It’s no fun to be sidelined by an injury. For those who enjoy a particular sport, and have joined a league or even managed to make a career out of it, getting hurt means missing out on play time. TV cameras sometimes cut to injured players on the sideline (or wherever your favorite sport relegates them to) who may be cheering on their team, or giving advice to teammates who are taking their place. Still, I suspect that most of these athletes really just want to get better, so that they can be cleared to go back into the game.
Injuries (whether physical, emotional, or mental) are a part of life. Since humankind broke God’s world (which He created “very good”), pain and suffering are a part of it. Jesus warned his disciples that there would be trials (see John 16:33).

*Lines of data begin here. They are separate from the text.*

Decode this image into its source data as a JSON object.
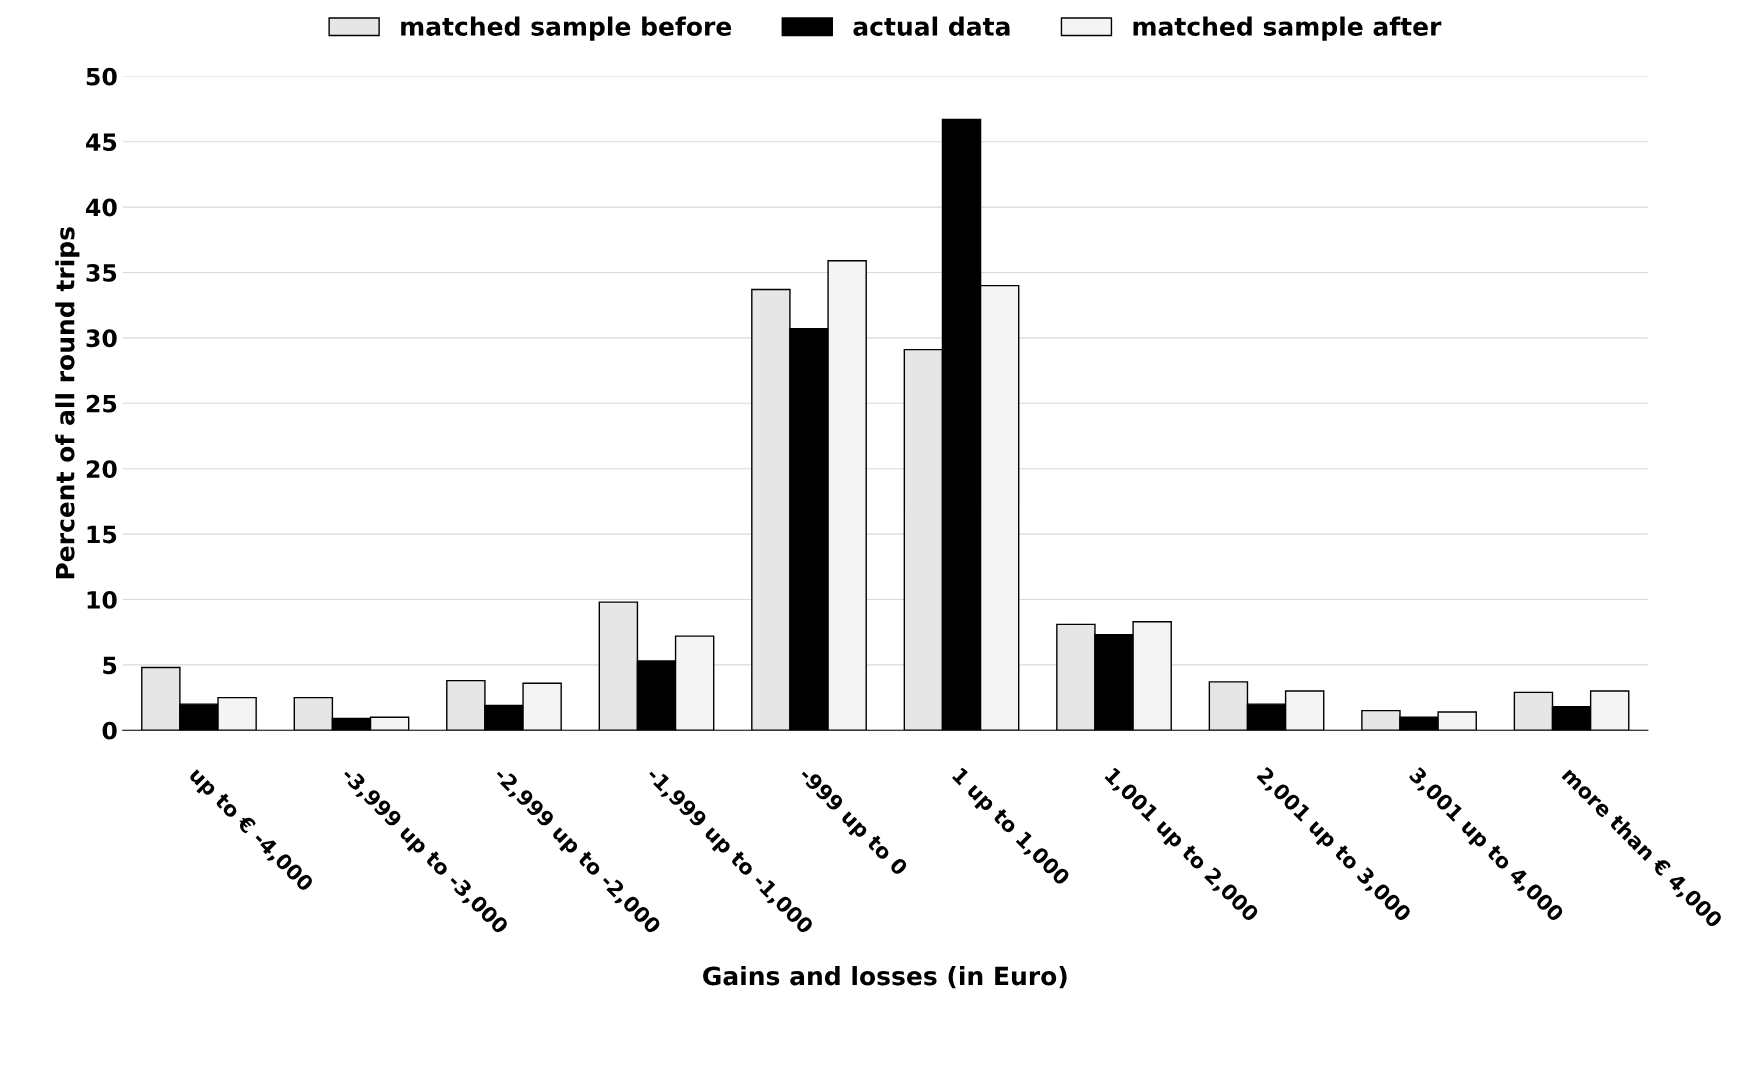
{
  "chart_data": {
    "type": "bar",
    "xlabel": "Gains and losses (in Euro)",
    "ylabel": "Percent of all round trips",
    "categories": [
      "up to € -4,000",
      "-3,999 up to -3,000",
      "-2,999 up to -2,000",
      "-1,999 up to -1,000",
      "-999 up to 0",
      "1 up to 1,000",
      "1,001 up to 2,000",
      "2,001 up to 3,000",
      "3,001 up to 4,000",
      "more than € 4,000"
    ],
    "series": [
      {
        "name": "matched sample before",
        "color": "#e6e6e6",
        "values": [
          4.8,
          2.5,
          3.8,
          9.8,
          33.7,
          29.1,
          8.1,
          3.7,
          1.5,
          2.9
        ]
      },
      {
        "name": "actual data",
        "color": "#000000",
        "values": [
          2.0,
          0.9,
          1.9,
          5.3,
          30.7,
          46.7,
          7.3,
          2.0,
          1.0,
          1.8
        ]
      },
      {
        "name": "matched sample after",
        "color": "#f4f4f4",
        "values": [
          2.5,
          1.0,
          3.6,
          7.2,
          35.9,
          34.0,
          8.3,
          3.0,
          1.4,
          3.0
        ]
      }
    ],
    "ylim": [
      0,
      50
    ],
    "yticks": [
      0,
      5,
      10,
      15,
      20,
      25,
      30,
      35,
      40,
      45,
      50
    ],
    "grid": "y",
    "legend": "top"
  }
}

Much of the time, we can “play through the pain”, trying to live as the Holy Spirit directs us, even if our hearts ache and our bodies are sore. Some of this pain is a “good hurt”, like the tired muscles that come from building things for others. Some of this pain is “helpful hurt”, sharing the sorrow of someone who is suffering. In these cases, we hurt because we are helping to carry the burdens of others. Other pain is just the outcome of living in a broken world: sickness, anguish, and disaster. This latter kind is anything but good, but that’s the ugly effect of sin.
However, while sin creates pain, God provides healing. It’s not always immediate (and some maladies won’t be healed until Heaven), but while we are still here on earth, not only did God design bodies for us that can recover from many smaller injuries, He will sometimes intervene with more specific healing.

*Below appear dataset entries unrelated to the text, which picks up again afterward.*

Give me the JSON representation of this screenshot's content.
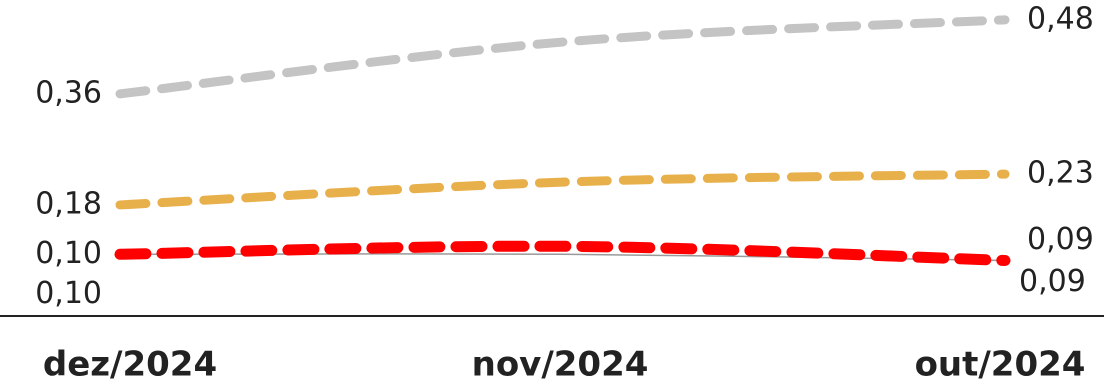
{
  "chart_data": {
    "type": "line",
    "categories": [
      "dez/2024",
      "nov/2024",
      "out/2024"
    ],
    "ylim": [
      0,
      0.5
    ],
    "series": [
      {
        "color": "#999999",
        "values": [
          0.1,
          0.1,
          0.09
        ],
        "value_labels": [
          "0,10",
          null,
          "0,09"
        ]
      },
      {
        "color": "#c4c4c4",
        "values": [
          0.36,
          0.444,
          0.48
        ],
        "value_labels": [
          "0,36",
          null,
          "0,48"
        ]
      },
      {
        "color": "#e8b04a",
        "values": [
          0.18,
          0.217,
          0.23
        ],
        "value_labels": [
          "0,18",
          null,
          "0,23"
        ]
      },
      {
        "color": "#ff0000",
        "values": [
          0.1,
          0.113,
          0.09
        ],
        "value_labels": [
          "0,10",
          null,
          "0,09"
        ]
      }
    ]
  }
}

In Acts chapter 3, it is recorded how a man who had been disabled his whole life was healed by Peter (through the power of God). Take a look at the man’s reaction:
He jumped up, stood on his feet, and began to walk! Then, walking, leaping, and praising God, he went into the Temple with them.

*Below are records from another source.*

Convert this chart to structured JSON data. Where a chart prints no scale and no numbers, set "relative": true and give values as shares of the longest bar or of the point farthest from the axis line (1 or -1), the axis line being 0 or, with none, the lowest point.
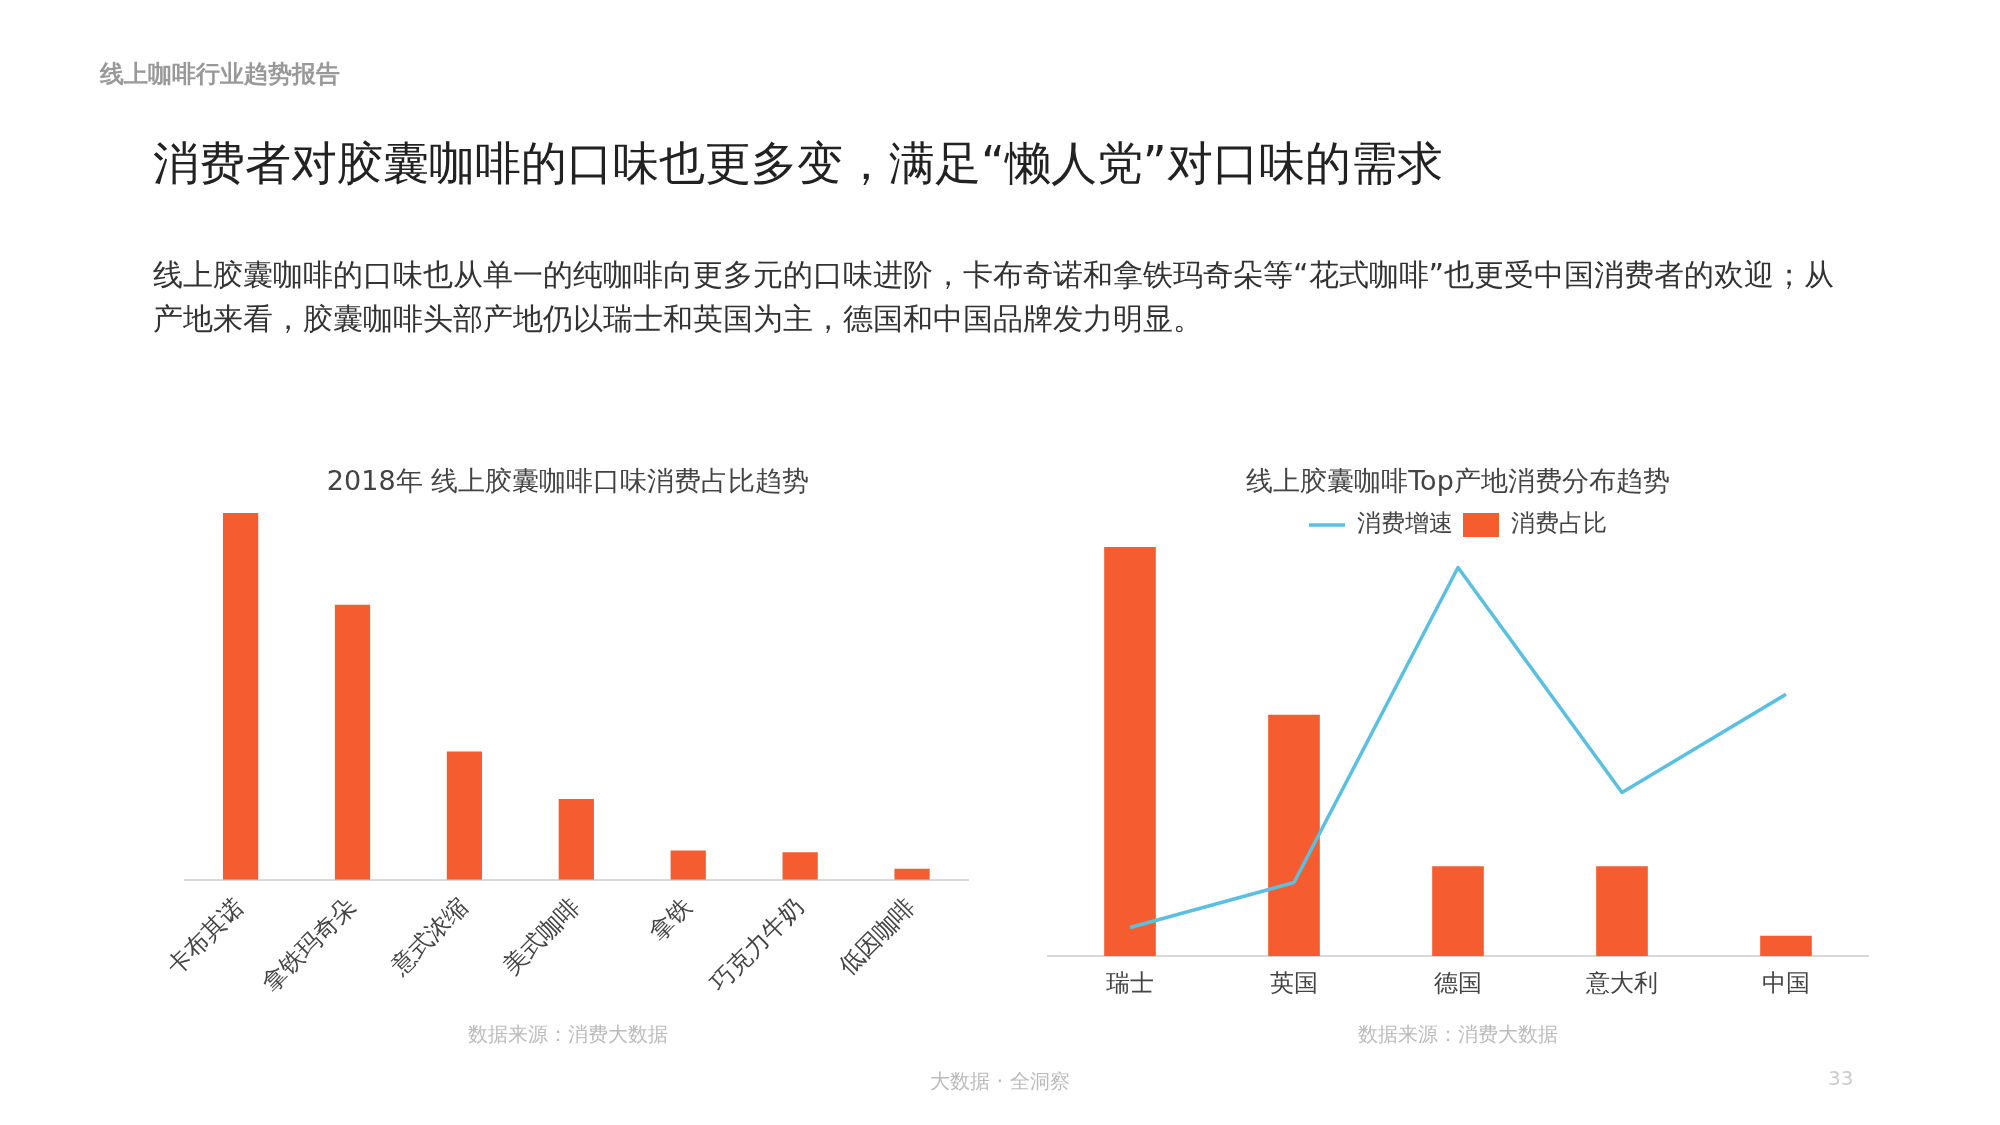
{
  "chart_data": [
    {
      "type": "bar",
      "title": "2018年 线上胶囊咖啡口味消费占比趋势",
      "categories": [
        "卡布其诺",
        "拿铁玛奇朵",
        "意式浓缩",
        "美式咖啡",
        "拿铁",
        "巧克力牛奶",
        "低因咖啡"
      ],
      "values": [
        1,
        0.75,
        0.35,
        0.22,
        0.08,
        0.075,
        0.03
      ],
      "color": "#f55d30",
      "relative": true,
      "annotations": [
        "线上咖啡行业趋势报告",
        "消费者对胶囊咖啡的口味也更多变，满足“懒人党”对口味的需求",
        "线上胶囊咖啡的口味也从单一的纯咖啡向更多元的口味进阶，卡布奇诺和拿铁玛奇朵等“花式咖啡”也更受中国消费者的欢迎；从产地来看，胶囊咖啡头部产地仍以瑞士和英国为主，德国和中国品牌发力明显。",
        "数据来源：消费大数据"
      ]
    },
    {
      "type": "bar",
      "title": "线上胶囊咖啡Top产地消费分布趋势",
      "categories": [
        "瑞士",
        "英国",
        "德国",
        "意大利",
        "中国"
      ],
      "series": [
        {
          "name": "消费占比",
          "color": "#f55d30",
          "values": [
            1,
            0.59,
            0.22,
            0.22,
            0.05
          ]
        },
        {
          "name": "消费增速",
          "type": "line",
          "color": "#5bc0e0",
          "values": [
            0.07,
            0.18,
            0.95,
            0.4,
            0.64
          ]
        }
      ],
      "relative": true,
      "legend": "top",
      "marker": "none",
      "annotations": [
        "数据来源：消费大数据",
        "大数据 · 全洞察",
        "33"
      ]
    }
  ]
}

Acts of the Apostles 3:8 NLT
This guy didn’t stay on the ground and continue to request support from passers-by. He immediately tried out his strengthened feet, and then he appears to have tested some of their limits. He didn’t just stand up; instead, he was jumping around! And, He gave thanks to the One (God) who had healed him; I suspect that he probably praised God to anyone who would listen.
On the other hand, I think that sometimes, when God heals us (in whichever part of our selves we have been hurt), we might remain in the same state for a while. If I have been enjoying my wife and kids bringing me soup and crackers when I’m sick, I might be tempted to act sick just a little longer (at least until the soup is gone or the crackers run out). If we have been emotionally down for a while, habits of seclusion and self-pity can stick with us even after we are better. (To be clear, I’m not saying that everyone does this all the time, but there is a risk of staying where we were, even after we are healed.)
I don’t think that God heals people (whether naturally or miraculously) for no reason, though. The healing miracles of Jesus attested to the truth of His message. God is glorified when His followers give Him credit for intervening today. He is working things for good, despite humankind’s bad choices and failures.
Said another way, we aren’t healed just so that we can “feel better”, or to receive something that we are owed. There is no claim of superiority for those who have been healed, compared to those who are still suffering. Instead, when we are healed (whether physically, mentally, or spiritually), there is a purpose to it. So, let us get back “in the game” and do something with our healed body, mind, or soul.
Even the ultimate healing of the soul isn’t something to be wasted. Our salvation isn’t meant for us to just sit around and “be saved”, waiting until our seat in Heaven is ready (like a restaurant patron waiting for our name to be called). Rather, it frees us to express love, obedience and appreciation to God, by living according to His instructions (without the fear of impending punishment for our sins). In the same way, when we are healed in other ways, may we jump up (maybe figuratively) and resume a life of service and generosity to others.
To be clear, we should probably make sure that we are healthy enough to get back into our full-tilt efforts of serving God and others. Like an athlete who is going through prescribed treatment to heal up and regain strength after an injury, don’t be afraid to start slowly (as the Holy Spirit directs you), until God gives you the strength to ramp back up to where you were before (or to do even greater things, if He permits!).
And, like the grateful leper, let us praise God. However, that praise shouldn’t only be for our healing; we should also praise God for His great qualities (no matter our condition). What better way (compared to praising God) is there for us to leverage our past pain for the glory of God, and for the opportunity to show others how they can find eternal healing as well?
May you heal up (as God permits), and get back in the game! I hope that you’re eager to do so.